My daughter’s iPod Touch is on its last legs. She wants an iPhone. I don’t want her to have an iPhone. Because she’s nine. Apple wants my daughter to have an iPhone. Because profits. It made its position clear last year by saying nice things about the iPod Touch while unceremoniously killing it.
Wider tech also wants my daughter to have a phone. It makes this clear by offering the following choices: a phone, another phone, an alternative phone, and a smattering of smallish tablets that are rubbish. But also, I don’t even want to replace the iPod Touch with a good tablet – like an iPad. Because, as I already stated, my daughter is nine. A nine-year-old with an iPad in her room might never leave it again. (Don’t mention Screen Time to me as a solution. Ever.)
I’m sure your heart bleeds at this first-worldiest of first-worldy problems. Oh no, the tech writer, surrounded by gadgets, can’t get the perfect iPod Touch-shaped one for his offspring! Call in the experts! Get Tim Cook on the line! Activate the King!
That’s fair. Except no. Because it’s not 1967. Children live in an increasingly interconnected world of tech. Parents might instinctively shield them from all that, but kids need gentle on-ramps. We can’t hide screens from them, only to expect they’ll hit a certain age and instantly navigate that world like a heady mix of Steve Jobs, Bill Gates, and a busload of YouTube influencers.
Instead, we might find they lack the social and other skills necessary to deal with a world of tech. One might even get so angry they grow up, get rich, buy a social network, and ruin it for everyone out of pure spite.
You might again point out the iPad exists as an alternative. After all, it’s just an embiggened iPod Touch, right? And think of the potential! Extra screen acres! The not running out of battery after about two hours! But not every interaction warrants a tablet.
The iPod Touch has been a fantastic personal device for my daughter for specific tasks: music; notes; Duolingo; messaging. It’s self-contained. It’s not an endless world of distraction due to being stuffed full of expansive games and apps. And besides, isn’t that Apple’s reasoning: instead of one device to rule them all, we should have access to several, each of which does specific things well?
Phone it in
The snag is, again, Apple wants the small gadget to be a phone. Because even its cheapest iPhone costs more than double what the iPod Touch did on its debut. And the SE’s rocking a two-year-old chip, which gives me pause regarding its own longevity.

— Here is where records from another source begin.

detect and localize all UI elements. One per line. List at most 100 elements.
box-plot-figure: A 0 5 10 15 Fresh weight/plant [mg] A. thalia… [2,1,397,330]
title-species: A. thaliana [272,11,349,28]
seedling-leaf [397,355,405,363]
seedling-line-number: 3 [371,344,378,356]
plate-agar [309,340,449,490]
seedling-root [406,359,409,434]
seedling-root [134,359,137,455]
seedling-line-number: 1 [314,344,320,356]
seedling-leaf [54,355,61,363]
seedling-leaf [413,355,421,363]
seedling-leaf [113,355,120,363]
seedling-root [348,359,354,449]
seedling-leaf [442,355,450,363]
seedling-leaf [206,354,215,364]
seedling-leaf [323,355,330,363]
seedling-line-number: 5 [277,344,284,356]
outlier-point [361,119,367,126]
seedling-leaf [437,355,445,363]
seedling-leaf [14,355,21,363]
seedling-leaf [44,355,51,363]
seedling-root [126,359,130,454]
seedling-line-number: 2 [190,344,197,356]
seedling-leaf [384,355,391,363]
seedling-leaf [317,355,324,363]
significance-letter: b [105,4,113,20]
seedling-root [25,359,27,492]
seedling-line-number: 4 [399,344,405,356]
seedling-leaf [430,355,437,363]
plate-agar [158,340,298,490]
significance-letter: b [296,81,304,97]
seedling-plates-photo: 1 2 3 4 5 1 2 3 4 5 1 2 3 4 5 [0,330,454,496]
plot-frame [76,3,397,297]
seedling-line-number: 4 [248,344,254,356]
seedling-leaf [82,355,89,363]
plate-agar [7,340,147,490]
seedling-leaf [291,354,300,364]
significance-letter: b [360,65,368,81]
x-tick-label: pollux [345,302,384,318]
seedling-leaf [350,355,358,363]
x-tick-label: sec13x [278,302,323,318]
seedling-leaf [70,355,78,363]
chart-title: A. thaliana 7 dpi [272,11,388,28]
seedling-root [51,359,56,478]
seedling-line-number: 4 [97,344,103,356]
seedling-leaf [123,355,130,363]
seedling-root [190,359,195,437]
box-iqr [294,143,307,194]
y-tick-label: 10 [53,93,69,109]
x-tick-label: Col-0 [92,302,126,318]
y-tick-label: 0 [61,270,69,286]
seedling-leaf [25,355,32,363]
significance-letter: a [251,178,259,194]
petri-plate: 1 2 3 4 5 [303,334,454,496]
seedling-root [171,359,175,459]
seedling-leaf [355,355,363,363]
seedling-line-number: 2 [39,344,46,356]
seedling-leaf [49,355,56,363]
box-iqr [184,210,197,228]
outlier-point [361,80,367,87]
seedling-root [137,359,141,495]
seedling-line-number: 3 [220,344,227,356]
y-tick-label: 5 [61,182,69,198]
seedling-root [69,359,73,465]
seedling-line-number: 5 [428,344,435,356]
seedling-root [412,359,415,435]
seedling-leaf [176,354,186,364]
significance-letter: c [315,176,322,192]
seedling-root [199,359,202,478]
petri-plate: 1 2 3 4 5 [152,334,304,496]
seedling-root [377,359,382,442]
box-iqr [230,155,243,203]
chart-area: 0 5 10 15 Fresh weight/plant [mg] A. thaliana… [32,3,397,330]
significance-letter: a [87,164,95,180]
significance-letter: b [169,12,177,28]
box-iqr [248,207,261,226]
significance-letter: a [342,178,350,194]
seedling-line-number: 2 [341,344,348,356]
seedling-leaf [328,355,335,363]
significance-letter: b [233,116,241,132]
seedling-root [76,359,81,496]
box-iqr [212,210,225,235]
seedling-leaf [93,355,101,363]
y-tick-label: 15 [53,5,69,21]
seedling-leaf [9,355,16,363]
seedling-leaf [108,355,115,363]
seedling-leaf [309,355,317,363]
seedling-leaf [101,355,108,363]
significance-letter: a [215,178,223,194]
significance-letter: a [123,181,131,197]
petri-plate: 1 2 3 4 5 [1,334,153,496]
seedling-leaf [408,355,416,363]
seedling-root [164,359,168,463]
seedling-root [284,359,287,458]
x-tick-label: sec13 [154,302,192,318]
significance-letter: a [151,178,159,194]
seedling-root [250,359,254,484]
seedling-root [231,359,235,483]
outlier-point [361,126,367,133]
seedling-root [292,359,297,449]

There are also older, cheaper phones on eBay. And buying someone’s cast-off is more eco-friendly than splurging on a new SE. But grabbing such a bargain could result in security update concerns, when the device is no longer fully supported by Apple. (Similarly, there’s no point tracking down a replacement iPod Touch, because that gadget’s in its dead clade walking period of existence.)
Moreover, children are getting mixed messages about phones. The industry wants every child to have one, as soon as possible. But schools (in the UK at least) routinely ban them. If we had the option of small personal devices that weren’t designed to be taken everywhere, that might be healthier.
So there’s no good choice for replacing that iPod Touch. And given that I know adults also mourn the device’s passing – with it once being an affordable, pocketable entry point into Apple’s ecosystem – it’s a crying shame there’s no new model to buy. But Apple doesn’t appear to care about small and affordable these days. Well, unless you count the HomePod Mini. But don’t try shoving one of those into a pocket or doing Duolingo on the thing. That never ends well.